Salah satu program kuliah kerja nyata (KKN) yang menjadi
program individu saya adalah Pembuatan Susu Jagung. Cara membuatnya hampir sama
dengan cara membuat jus. Hanya, karena jagung bukan buah, disebutnya susu.
Jagung yang digunakan adalah jenis jagung manis. Jagung tersebut mula-mula
direbus hingga matang, kemudian dipipil bijinya. Biji jagung lalu dicampur air,
diblender, lalu sari dan ampasnya disaring. Sari jagung inilah yang diminum
sebagai susu jagung.
Susu jagung dibuat bukan karena iseng tidak ada kerjaan.
Susu jagung dibuat sebagai alternatif konsumsi bagi penderita sakit gula atau
diabetes. Jagung manis dipakai supaya rasanya cukup manis. Bagi penderita
diabetes, susu jagung murni yang diminum, tanpa campuran apa-apa. Sedangkan
bagi orang sehat, susu jagung dapat diminum dengan campuran gula atau susu
kental manis, jika dirasa murni kurang pas di lidah.
Saya mencoba mendapatkan jagung manis di tiga tempat, yaitu
pasar pagi atau pasar tradisional, supermarket, dan pasar grosir. Harganya,
“wow”, berbeda-beda. Satu kilo di pasar tradisional harganya Rp3.000, satu kilo
di supermarket harganya Rp5.500, dan satu kilo di pasar grosir harganya
Rp7.950. Hal yang membuat beda, antara lain soal kemasan dan kuantitas biji. Di
pasar tradisional, jagung satu kilo dibungkus plastik yang satu plastik isinya
4-5 bonggol. Ada bonggol yang bijinya penuh, ada bonggol yang bijinya tidak
penuh. Kalau di supermarket, jagung satu kilo dibungkus plastik dengan diberi alas
styrofoam yang satu plastik isinya hanya 2 bonggol. Jagung sudah diberi
label harga dan ditaruh di rak yang dilengkapi pendingin. Sementara di pasar
grosir, kemasannya sama dengan di supermarket, hanya ditambah pendingin
ruangan, jadi bukan pendingin rak saja. Pembeli juga disuguhi musik, jadi
selain ruangan sejuk juga bisa sambil mendengarkan musik.
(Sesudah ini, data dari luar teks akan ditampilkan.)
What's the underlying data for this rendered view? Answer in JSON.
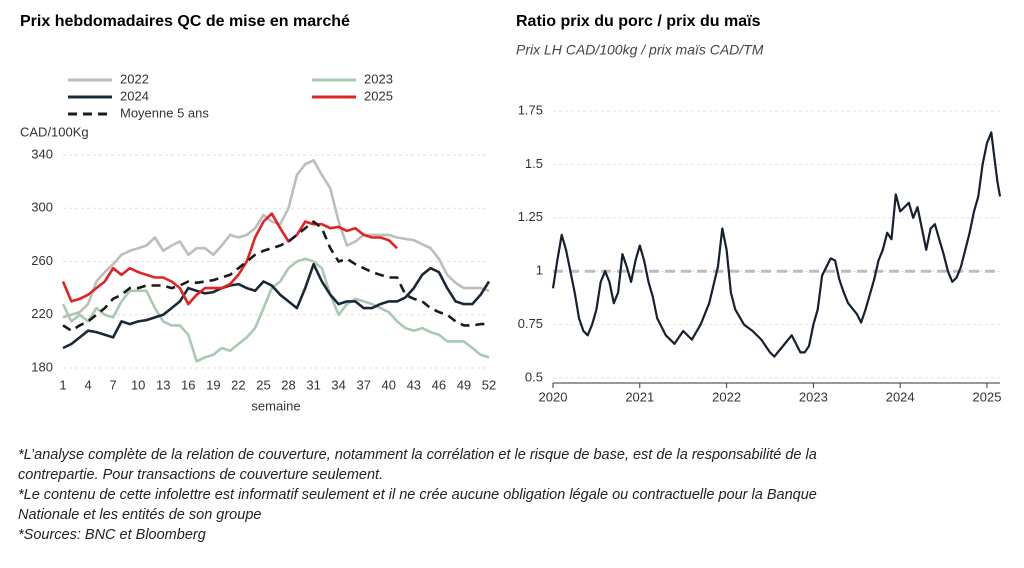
{
  "chart_data": [
    {
      "type": "line",
      "title": "Prix hebdomadaires QC de mise en marché",
      "ylabel": "CAD/100Kg",
      "xlabel": "semaine",
      "x": [
        1,
        2,
        3,
        4,
        5,
        6,
        7,
        8,
        9,
        10,
        11,
        12,
        13,
        14,
        15,
        16,
        17,
        18,
        19,
        20,
        21,
        22,
        23,
        24,
        25,
        26,
        27,
        28,
        29,
        30,
        31,
        32,
        33,
        34,
        35,
        36,
        37,
        38,
        39,
        40,
        41,
        42,
        43,
        44,
        45,
        46,
        47,
        48,
        49,
        50,
        51,
        52
      ],
      "xlim": [
        1,
        52
      ],
      "xticks": [
        1,
        4,
        7,
        10,
        13,
        16,
        19,
        22,
        25,
        28,
        31,
        34,
        37,
        40,
        43,
        46,
        49,
        52
      ],
      "ylim": [
        180,
        340
      ],
      "yticks": [
        180,
        220,
        260,
        300,
        340
      ],
      "grid": true,
      "series": [
        {
          "name": "2022",
          "color": "#bdbdbd",
          "style": "solid",
          "values": [
            218,
            220,
            222,
            228,
            245,
            252,
            258,
            265,
            268,
            270,
            272,
            278,
            268,
            272,
            275,
            265,
            270,
            270,
            265,
            272,
            280,
            278,
            280,
            285,
            295,
            290,
            288,
            300,
            325,
            333,
            336,
            325,
            315,
            290,
            272,
            275,
            280,
            280,
            280,
            280,
            278,
            277,
            276,
            273,
            270,
            262,
            250,
            244,
            240,
            240,
            240,
            238
          ]
        },
        {
          "name": "2023",
          "color": "#a9c9b3",
          "style": "solid",
          "values": [
            228,
            215,
            220,
            215,
            225,
            220,
            218,
            230,
            238,
            238,
            238,
            225,
            215,
            212,
            212,
            205,
            185,
            188,
            190,
            195,
            193,
            198,
            203,
            210,
            225,
            240,
            245,
            255,
            260,
            262,
            260,
            255,
            235,
            220,
            228,
            232,
            230,
            228,
            225,
            222,
            215,
            210,
            208,
            210,
            207,
            205,
            200,
            200,
            200,
            195,
            190,
            188
          ]
        },
        {
          "name": "2024",
          "color": "#1b2838",
          "style": "solid",
          "values": [
            195,
            198,
            203,
            208,
            207,
            205,
            203,
            215,
            213,
            215,
            216,
            218,
            220,
            225,
            230,
            240,
            238,
            236,
            237,
            240,
            242,
            243,
            240,
            238,
            245,
            242,
            235,
            230,
            225,
            240,
            258,
            245,
            235,
            228,
            230,
            230,
            225,
            225,
            228,
            230,
            230,
            233,
            240,
            250,
            255,
            252,
            240,
            230,
            228,
            228,
            235,
            245
          ]
        },
        {
          "name": "2025",
          "color": "#e02424",
          "style": "solid",
          "values": [
            245,
            230,
            232,
            235,
            240,
            245,
            255,
            250,
            255,
            252,
            250,
            248,
            248,
            245,
            240,
            228,
            235,
            240,
            240,
            240,
            243,
            250,
            260,
            278,
            290,
            296,
            285,
            275,
            280,
            290,
            288,
            288,
            285,
            286,
            283,
            285,
            280,
            278,
            278,
            276,
            270,
            null,
            null,
            null,
            null,
            null,
            null,
            null,
            null,
            null,
            null,
            null
          ]
        },
        {
          "name": "Moyenne 5 ans",
          "color": "#1b1b1b",
          "style": "dashed",
          "values": [
            212,
            208,
            212,
            215,
            220,
            225,
            232,
            235,
            240,
            240,
            242,
            242,
            242,
            240,
            242,
            245,
            244,
            245,
            246,
            248,
            250,
            255,
            260,
            265,
            268,
            270,
            272,
            275,
            280,
            285,
            290,
            285,
            270,
            260,
            262,
            258,
            255,
            252,
            250,
            248,
            248,
            235,
            232,
            230,
            225,
            222,
            220,
            215,
            212,
            212,
            213,
            213
          ]
        }
      ]
    },
    {
      "type": "line",
      "title": "Ratio prix du porc / prix du maïs",
      "subtitle": "Prix LH CAD/100kg / prix maïs CAD/TM",
      "x": [
        2020,
        2020.05,
        2020.1,
        2020.15,
        2020.2,
        2020.25,
        2020.3,
        2020.35,
        2020.4,
        2020.45,
        2020.5,
        2020.55,
        2020.6,
        2020.65,
        2020.7,
        2020.75,
        2020.8,
        2020.85,
        2020.9,
        2020.95,
        2021,
        2021.05,
        2021.1,
        2021.15,
        2021.2,
        2021.3,
        2021.4,
        2021.5,
        2021.6,
        2021.7,
        2021.8,
        2021.9,
        2021.95,
        2022,
        2022.05,
        2022.1,
        2022.2,
        2022.3,
        2022.4,
        2022.5,
        2022.55,
        2022.65,
        2022.75,
        2022.85,
        2022.9,
        2022.95,
        2023,
        2023.05,
        2023.1,
        2023.2,
        2023.25,
        2023.3,
        2023.35,
        2023.4,
        2023.5,
        2023.55,
        2023.6,
        2023.7,
        2023.75,
        2023.8,
        2023.85,
        2023.9,
        2023.95,
        2024,
        2024.05,
        2024.1,
        2024.15,
        2024.2,
        2024.25,
        2024.3,
        2024.35,
        2024.4,
        2024.45,
        2024.5,
        2024.55,
        2024.6,
        2024.65,
        2024.7,
        2024.75,
        2024.8,
        2024.85,
        2024.9,
        2024.95,
        2025,
        2025.05,
        2025.08,
        2025.12,
        2025.15
      ],
      "xlim": [
        2020,
        2025.15
      ],
      "xticks": [
        2020,
        2021,
        2022,
        2023,
        2024,
        2025
      ],
      "ylim": [
        0.5,
        1.75
      ],
      "yticks": [
        0.5,
        0.75,
        1,
        1.25,
        1.5,
        1.75
      ],
      "grid": true,
      "reference_line": 1,
      "series": [
        {
          "name": "Ratio",
          "color": "#16202e",
          "style": "solid",
          "values": [
            0.92,
            1.05,
            1.17,
            1.1,
            1.0,
            0.9,
            0.78,
            0.72,
            0.7,
            0.75,
            0.82,
            0.95,
            1.0,
            0.95,
            0.85,
            0.9,
            1.08,
            1.02,
            0.95,
            1.05,
            1.12,
            1.05,
            0.95,
            0.88,
            0.78,
            0.7,
            0.66,
            0.72,
            0.68,
            0.75,
            0.85,
            1.02,
            1.2,
            1.1,
            0.9,
            0.82,
            0.75,
            0.72,
            0.68,
            0.62,
            0.6,
            0.65,
            0.7,
            0.62,
            0.62,
            0.65,
            0.75,
            0.82,
            0.98,
            1.06,
            1.05,
            0.96,
            0.9,
            0.85,
            0.8,
            0.76,
            0.82,
            0.96,
            1.05,
            1.1,
            1.18,
            1.15,
            1.36,
            1.28,
            1.3,
            1.32,
            1.25,
            1.3,
            1.2,
            1.1,
            1.2,
            1.22,
            1.15,
            1.08,
            1.0,
            0.95,
            0.97,
            1.02,
            1.1,
            1.18,
            1.28,
            1.35,
            1.5,
            1.6,
            1.65,
            1.55,
            1.42,
            1.35
          ]
        }
      ]
    }
  ],
  "footnotes": [
    "*L’analyse complète de la relation de couverture, notamment la corrélation et le risque de base, est de la responsabilité de la contrepartie. Pour transactions de couverture seulement.",
    "*Le contenu de cette infolettre est informatif seulement et il ne crée aucune obligation légale ou contractuelle pour la Banque Nationale et les entités de son groupe",
    "*Sources: BNC et Bloomberg"
  ]
}
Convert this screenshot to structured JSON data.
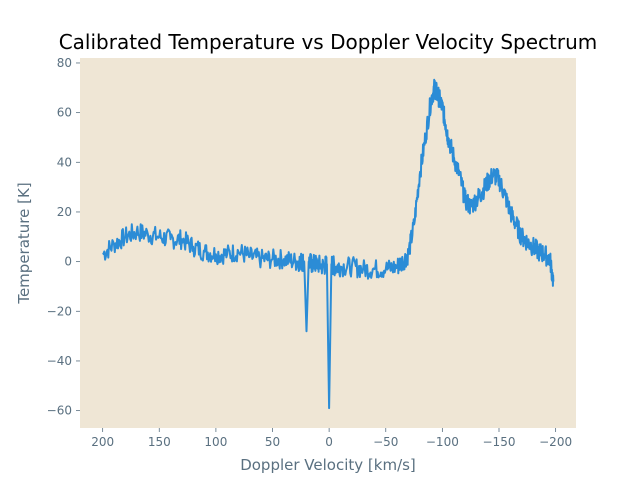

Well, kalau orang-orang mulai meninggalkan pasar
tradisional dan beralih ke pasar modern (seperti supermarket dan pasar grosir),
rasanya wajar. Bukan jadi soal tentang ada pendingin atau tidak atau ada musik
atau tidak. Soal kualitas pun juga berbeda. Jagung di pasar tradisional kualitasnya
kurang memuaskan. Ketika dicoba untuk dimakan pun, ternyata jagung di pasar
tradisional tidak terlalu manis, padahal namanya jagung manis. Jadi, wajar kalau
masyarakat beralih ke pasar modern. Pasar tradisional, setidaknya harus oke
dalam hal kualitas jika tidak ingin ditinggal pelanggan. Jika dalam kualitas
saja kurang, apalagi kuantitas, maka terang saja pasar tradisional “dibunuh”
pasar modern.
Fleksibilitas waktu juga ikut menjadi faktor. Pasar
tradisional sudah tutup saat hari beranjak siang, hanya beberapa yang masih
buka dan saya tidak menemukan ada jagung manis di sana. Ketika ke supermarket
dan pasar grosir, jagung manis selalu ada, tidak pernah kosong. Bukan masalah
malas pagi-pagi ke pasar, saya rasa ada orang yang tidak sempat pergi pagi ke
pasar tradisional karena beberapa hal, bukan semata rasa malas atau belum
bangun. Jadi kira-kira, ada tiga unsur agar pasar tradisional mampu berjalan
beriringan dengan pasar modern, yaitu selain kualitas dan kuantitas, juga ada
fleksibilitas. Memang tidak mudah, bukan?